In an exercise you have to implement four functions:

select_initial_clusters(data, n_clusters)

this function should return a (n_clusters, n) shaped array of cluster centers, each row a cluster center. A simple way to do that is to randomly select n_clusters points from the data set.

assign_labels(data, clusters, n_clusters)

this function should return a (m,) shaped array of label values (from 0 to n_clusters) indicating which cluster center is closest. This function implements Eq.7.1.1.

calculate_clusters(data, labels, n_clusters)
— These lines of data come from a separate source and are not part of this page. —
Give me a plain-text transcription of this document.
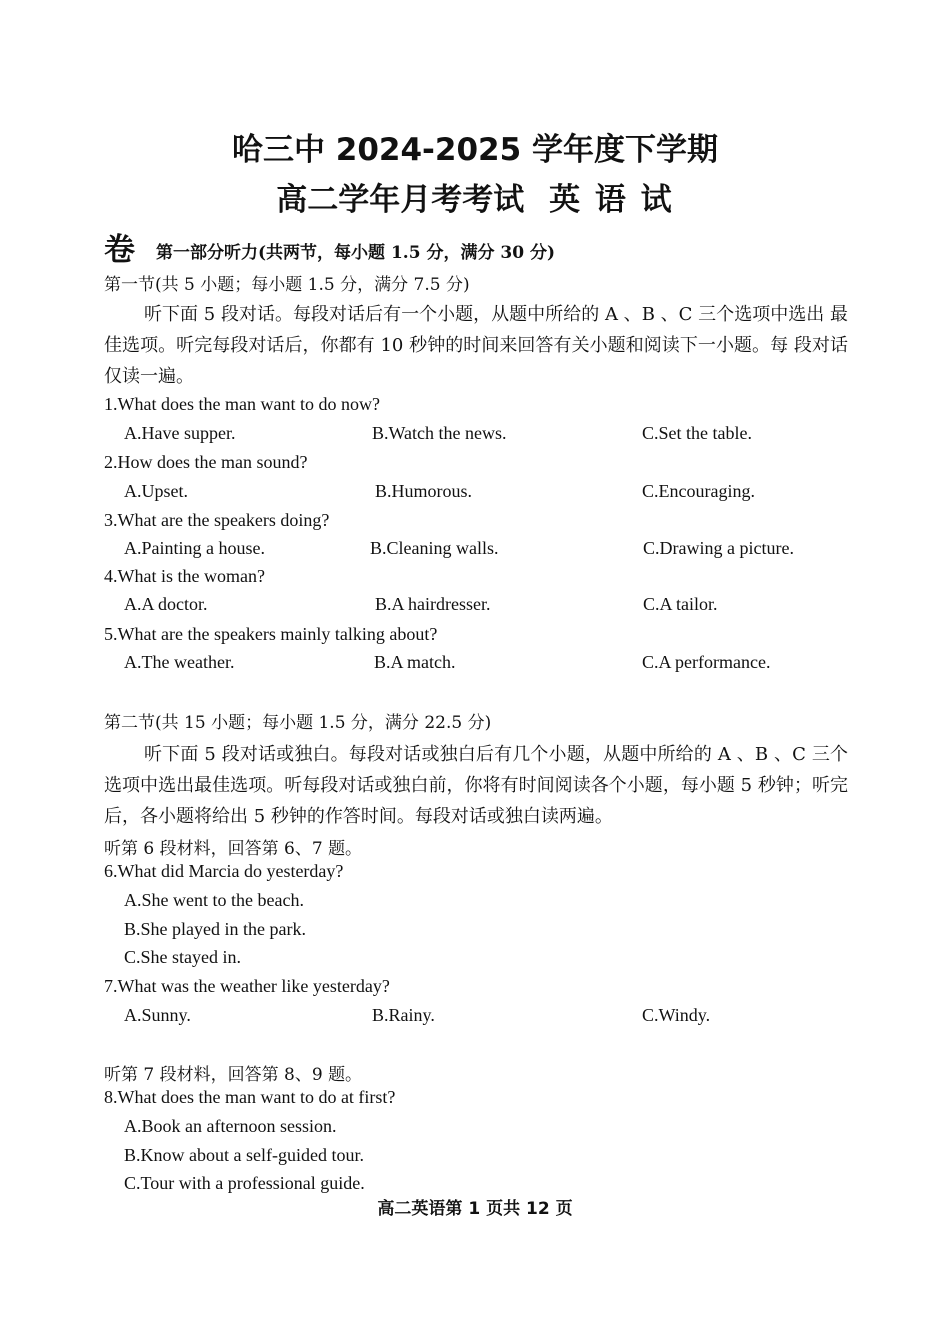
哈三中 2024-2025 学年度下学期
高二学年月考考试 英 语 试
卷 第一部分听力(共两节，每小题 1.5 分，满分 30 分)
第一节(共 5 小题；每小题 1.5 分，满分 7.5 分)
听下面 5 段对话。每段对话后有一个小题，从题中所给的 A 、B 、C 三个选项中选出 最佳选项。听完每段对话后，你都有 10 秒钟的时间来回答有关小题和阅读下一小题。每 段对话仅读一遍。
1.What does the man want to do now?
A.Have supper.	B.Watch the news.	C.Set the table.
2.How does the man sound?
A.Upset.	B.Humorous.	C.Encouraging.
3.What are the speakers doing?
A.Painting a house.	B.Cleaning walls.	C.Drawing a picture.
4.What is the woman?
A.A doctor.	B.A hairdresser.	C.A tailor.
5.What are the speakers mainly talking about?
A.The weather.	B.A match.	C.A performance.
第二节(共 15 小题；每小题 1.5 分，满分 22.5 分)
听下面 5 段对话或独白。每段对话或独白后有几个小题，从题中所给的 A 、B 、C 三个选项中选出最佳选项。听每段对话或独白前，你将有时间阅读各个小题，每小题 5 秒钟；听完后，各小题将给出 5 秒钟的作答时间。每段对话或独白读两遍。
听第 6 段材料，回答第 6、7 题。
6.What did Marcia do yesterday?
A.She went to the beach.
B.She played in the park.
C.She stayed in.
7.What was the weather like yesterday?
A.Sunny.	B.Rainy.	C.Windy.
听第 7 段材料，回答第 8、9 题。
8.What does the man want to do at first?
A.Book an afternoon session.
B.Know about a self-guided tour.
C.Tour with a professional guide.
高二英语第 1 页共 12 页
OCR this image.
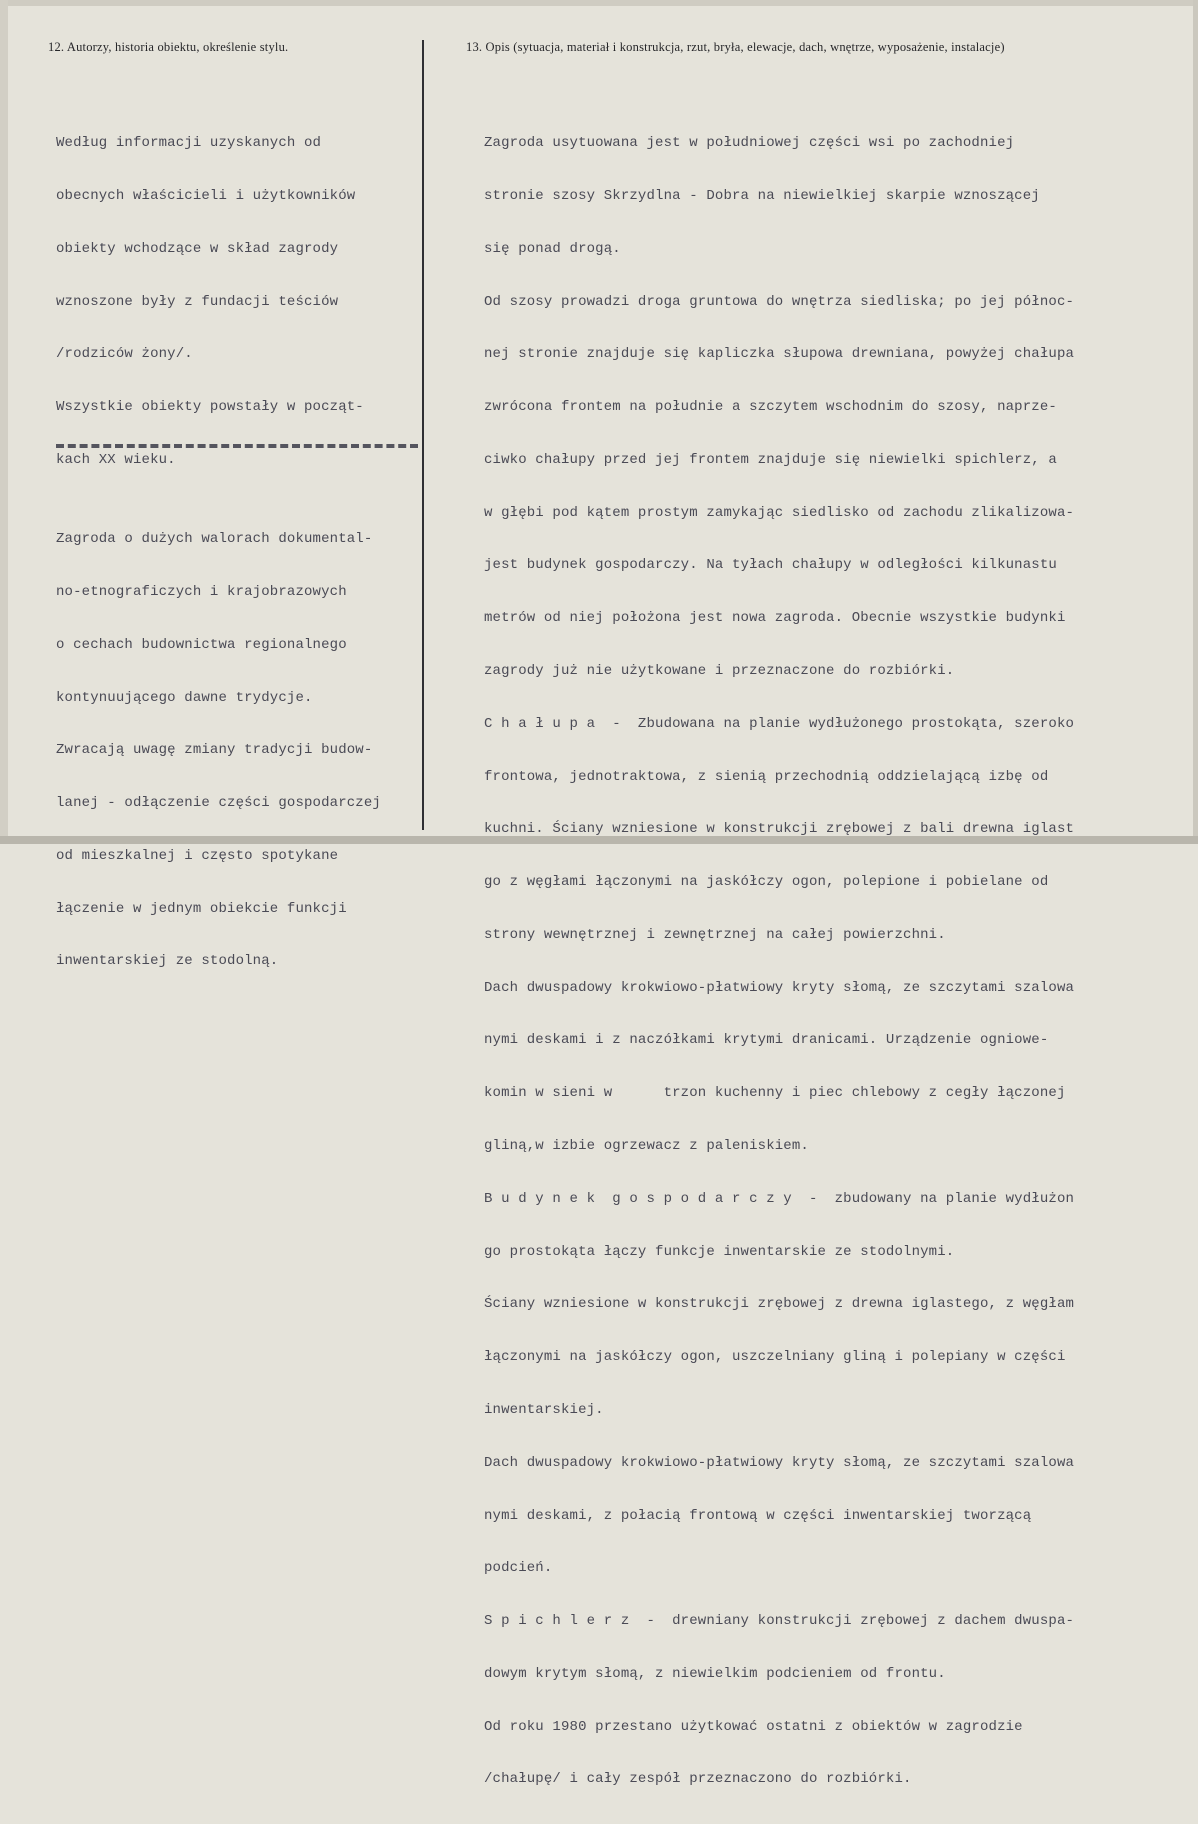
12. Autorzy, historia obiektu, określenie stylu.	13. Opis (sytuacja, materiał i konstrukcja, rzut, bryła, elewacje, dach, wnętrze, wyposażenie, instalacje)

Według informacji uzyskanych od

obecnych właścicieli i użytkowników

obiekty wchodzące w skład zagrody

wznoszone były z fundacji teściów

/rodziców żony/.

Wszystkie obiekty powstały w począt-

kach XX wieku.

Zagroda o dużych walorach dokumental-

no-etnograficzych i krajobrazowych

o cechach budownictwa regionalnego

kontynuującego dawne trydycje.

Zwracają uwagę zmiany tradycji budow-

lanej - odłączenie części gospodarczej

od mieszkalnej i często spotykane

łączenie w jednym obiekcie funkcji

inwentarskiej ze stodolną.

Zagroda usytuowana jest w południowej części wsi po zachodniej

stronie szosy Skrzydlna - Dobra na niewielkiej skarpie wznoszącej

się ponad drogą.

Od szosy prowadzi droga gruntowa do wnętrza siedliska; po jej północ-

nej stronie znajduje się kapliczka słupowa drewniana, powyżej chałupa

zwrócona frontem na południe a szczytem wschodnim do szosy, naprze-

ciwko chałupy przed jej frontem znajduje się niewielki spichlerz, a

w głębi pod kątem prostym zamykając siedlisko od zachodu zlikalizowa-

jest budynek gospodarczy. Na tyłach chałupy w odległości kilkunastu

metrów od niej położona jest nowa zagroda. Obecnie wszystkie budynki

zagrody już nie użytkowane i przeznaczone do rozbiórki.

C h a ł u p a  -  Zbudowana na planie wydłużonego prostokąta, szeroko

frontowa, jednotraktowa, z sienią przechodnią oddzielającą izbę od

kuchni. Ściany wzniesione w konstrukcji zrębowej z bali drewna iglast

go z węgłami łączonymi na jaskółczy ogon, polepione i pobielane od

strony wewnętrznej i zewnętrznej na całej powierzchni.

Dach dwuspadowy krokwiowo-płatwiowy kryty słomą, ze szczytami szalowa

nymi deskami i z naczółkami krytymi dranicami. Urządzenie ogniowe-

komin w sieni w      trzon kuchenny i piec chlebowy z cegły łączonej

gliną,w izbie ogrzewacz z paleniskiem.

B u d y n e k  g o s p o d a r c z y  -  zbudowany na planie wydłużon

go prostokąta łączy funkcje inwentarskie ze stodolnymi.

Ściany wzniesione w konstrukcji zrębowej z drewna iglastego, z węgłam

łączonymi na jaskółczy ogon, uszczelniany gliną i polepiany w części

inwentarskiej.

Dach dwuspadowy krokwiowo-płatwiowy kryty słomą, ze szczytami szalowa

nymi deskami, z połacią frontową w części inwentarskiej tworzącą

podcień.

S p i c h l e r z  -  drewniany konstrukcji zrębowej z dachem dwuspa-

dowym krytym słomą, z niewielkim podcieniem od frontu.

Od roku 1980 przestano użytkować ostatni z obiektów w zagrodzie

/chałupę/ i cały zespół przeznaczono do rozbiórki.
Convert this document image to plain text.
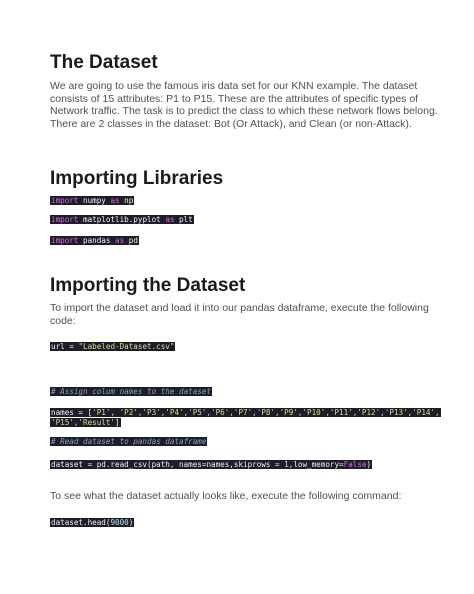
The Dataset

We are going to use the famous iris data set for our KNN example. The dataset consists of 15 attributes: P1 to P15. These are the attributes of specific types of Network traffic. The task is to predict the class to which these network flows belong. There are 2 classes in the dataset: Bot (Or Attack), and Clean (or non-Attack).

Importing Libraries
import numpy as np
import matplotlib.pyplot as plt
import pandas as pd
Importing the Dataset

To import the dataset and load it into our pandas dataframe, execute the following code:

url = "Labeled-Dataset.csv"
# Assign colum names to the dataset
names = ['P1', 'P2','P3','P4','P5','P6','P7','P8','P9','P10','P11','P12','P13','P14',
'P15','Result']
# Read dataset to pandas dataframe
dataset = pd.read_csv(path, names=names,skiprows = 1,low_memory=False)

To see what the dataset actually looks like, execute the following command:

dataset.head(9000)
this function should return a (n_clusters, n) shaped array of cluster centers. This function implements Eq.7.1.2.

Finally you have to implement the function

test_if_done(data, labels, clusters, new_clusters, n_clusters)

As a default implementation you could just check whether the new clusters are close to the previous clusters.

In Fig. 7.1.1 the 5 data sets from the introduction are shown as clustered by the k-means algorithm.

../../_images/kmeansclustering.png

Fig. 7.1.1 k-Means Clustering. For the first three datasets \(k=3\) is selected and for the last two datasets we have set \(k=2\).

From the figure it is clear that k-means clustering only really works for the first data set. In (a) clusters of spherical shape of about the same size are shown. In (b) we do have spherical clusters but of varying sizes, k-means tend to assign points from the larger clusters to smaller clusters. In (c) where we see ellipsoid clusters, a situation that k-means cannot deal with. For the non ellipsoid clusters in (d) and (e) k-means clustering is totally insufficient.